Au total, près de 50.000 individus ont été placés derrière les barreaux et 150.000 autres éjectés de la fonction publique et du secteur privé depuis le dernier putsch raté. Le Premier ministre turc, Binali Yildirim, a fait savoir que 110.000 fonctionnaires allait être recrutées en 2018 pour résorber le trou créé par ces purges massives. Quelque 36.000 postes sont à prendre dans les services hospitaliers et 20.000 dans l’éducation, a indiqué Yildirim.

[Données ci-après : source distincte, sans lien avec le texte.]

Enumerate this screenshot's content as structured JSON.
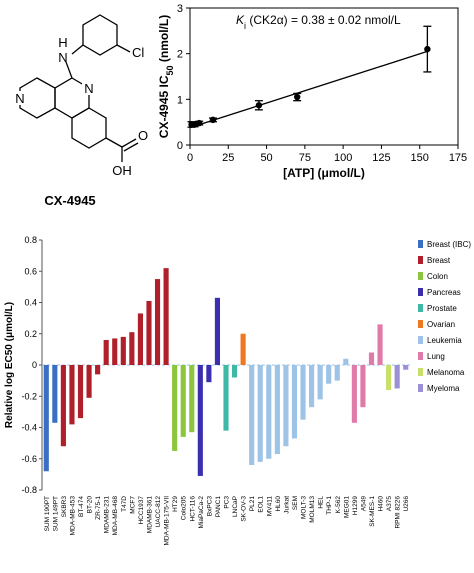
{
  "structure": {
    "label": "CX-4945",
    "atoms": [
      "N",
      "H",
      "Cl",
      "N",
      "N",
      "O",
      "OH"
    ]
  },
  "chart_data": [
    {
      "type": "scatter",
      "annotation": [
        "K",
        "i",
        " (CK2α) = 0.38 ± 0.02 nmol/L"
      ],
      "x_label": "[ATP] (μmol/L)",
      "y_label": [
        "CX-4945 IC",
        "50",
        " (nmol/L)"
      ],
      "xlim": [
        0,
        175
      ],
      "xticks": [
        0,
        25,
        50,
        75,
        100,
        125,
        150,
        175
      ],
      "ylim": [
        0,
        3
      ],
      "yticks": [
        0,
        1,
        2,
        3
      ],
      "color": "#000000",
      "x": [
        1,
        3,
        6,
        15,
        45,
        70,
        155
      ],
      "values": [
        0.45,
        0.45,
        0.48,
        0.55,
        0.87,
        1.05,
        2.1
      ],
      "errors": [
        0.06,
        0.05,
        0.04,
        0.04,
        0.1,
        0.08,
        0.5
      ],
      "fit": {
        "x": [
          0,
          155
        ],
        "values": [
          0.38,
          2.05
        ]
      }
    },
    {
      "type": "bar",
      "y_label": "Relative log EC50 (μmol/L)",
      "ylim": [
        -0.8,
        0.8
      ],
      "yticks": [
        -0.8,
        -0.6,
        -0.4,
        -0.2,
        0,
        0.2,
        0.4,
        0.6,
        0.8
      ],
      "grid": false,
      "legend": "right",
      "series": [
        {
          "name": "Breast (IBC)",
          "color": "#3a6fc4",
          "categories": [
            "SUM 190PT",
            "SUM 149PT"
          ],
          "values": [
            -0.68,
            -0.37
          ]
        },
        {
          "name": "Breast",
          "color": "#b0202a",
          "categories": [
            "SKBR3",
            "MDA-MB-453",
            "BT-474",
            "BT-20",
            "ZR-75-1",
            "MDAMB-231",
            "MDA-MB-468",
            "T47D",
            "MCF7",
            "HCC1937",
            "MDAMB-361",
            "UACC-812",
            "MDA-MB-175-VII"
          ],
          "values": [
            -0.52,
            -0.38,
            -0.34,
            -0.21,
            -0.06,
            0.16,
            0.17,
            0.18,
            0.21,
            0.33,
            0.41,
            0.55,
            0.62
          ]
        },
        {
          "name": "Colon",
          "color": "#8cc63f",
          "categories": [
            "HT29",
            "Colo205",
            "HCT-116"
          ],
          "values": [
            -0.55,
            -0.46,
            -0.43
          ]
        },
        {
          "name": "Pancreas",
          "color": "#3b2fb0",
          "categories": [
            "MiaPaCa-2",
            "BxPC3",
            "PANC1"
          ],
          "values": [
            -0.71,
            -0.11,
            0.43
          ]
        },
        {
          "name": "Prostate",
          "color": "#3fb8a8",
          "categories": [
            "PC3",
            "LNCaP"
          ],
          "values": [
            -0.42,
            -0.08
          ]
        },
        {
          "name": "Ovarian",
          "color": "#f07820",
          "categories": [
            "SK-OV-3"
          ],
          "values": [
            0.2
          ]
        },
        {
          "name": "Leukemia",
          "color": "#9dc3e6",
          "categories": [
            "PL21",
            "EOL1",
            "MV411",
            "HL60",
            "Jurkat",
            "SEM",
            "MOLT-3",
            "MOLM13",
            "HEL",
            "THP-1",
            "K-562",
            "MEG01"
          ],
          "values": [
            -0.64,
            -0.62,
            -0.6,
            -0.57,
            -0.52,
            -0.47,
            -0.35,
            -0.27,
            -0.22,
            -0.12,
            -0.1,
            0.04
          ]
        },
        {
          "name": "Lung",
          "color": "#e07aa8",
          "categories": [
            "H1299",
            "A549",
            "SK-MES-1",
            "H460"
          ],
          "values": [
            -0.37,
            -0.27,
            0.08,
            0.26
          ]
        },
        {
          "name": "Melanoma",
          "color": "#c8e06a",
          "categories": [
            "A375"
          ],
          "values": [
            -0.16
          ]
        },
        {
          "name": "Myeloma",
          "color": "#9b8fd6",
          "categories": [
            "RPMI 8226",
            "U266"
          ],
          "values": [
            -0.15,
            -0.03
          ]
        }
      ]
    }
  ]
}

Mais ce qu’il n’a pas dit c’est que les autorités vont sans nul doute s’assurer de l’allégeance à Erdogan avant toute nouvelle embauche.

Rappelons que le théologien Fethullah Gülen, qui s’est réfugié en Pennsylvanie, aux USA, depuis 1999, dément catégoriquement être derrière le coup d’état raté qui a couté la vie à quelque 240 personnes.

A chaque fois que le président russe, Vladimir Poutine ou le président chinois, Xi Jinping, bougent quelque part dans le monde, ils sont accueillis par un torrent de protestations, au nom de la défense des droits humains qu’ils piétinent au quotidien, il faut tout de même le souligner. Ce fut le cas lors de la dernière visite de Poutine en France, en mai 2017, et avant lui Jinping, en mars 2014. Mais cela n’a jamais empêché quelque signature de contrat que ce soit, après les leçons de morale d’usage des autorités, pour faire plaisir aux journalistes et activistes de la société civile, des tirades d’ailleurs de plus en plus discrètes et courtes. Le monde a changé, hélas, et la raison d’Etat – les contrats pour faire tourner la machine économique et faire manger les populations – a tendance à occulter les élans passionnels et passionnés pour la vertu, la morale, les droits des uns et des autres.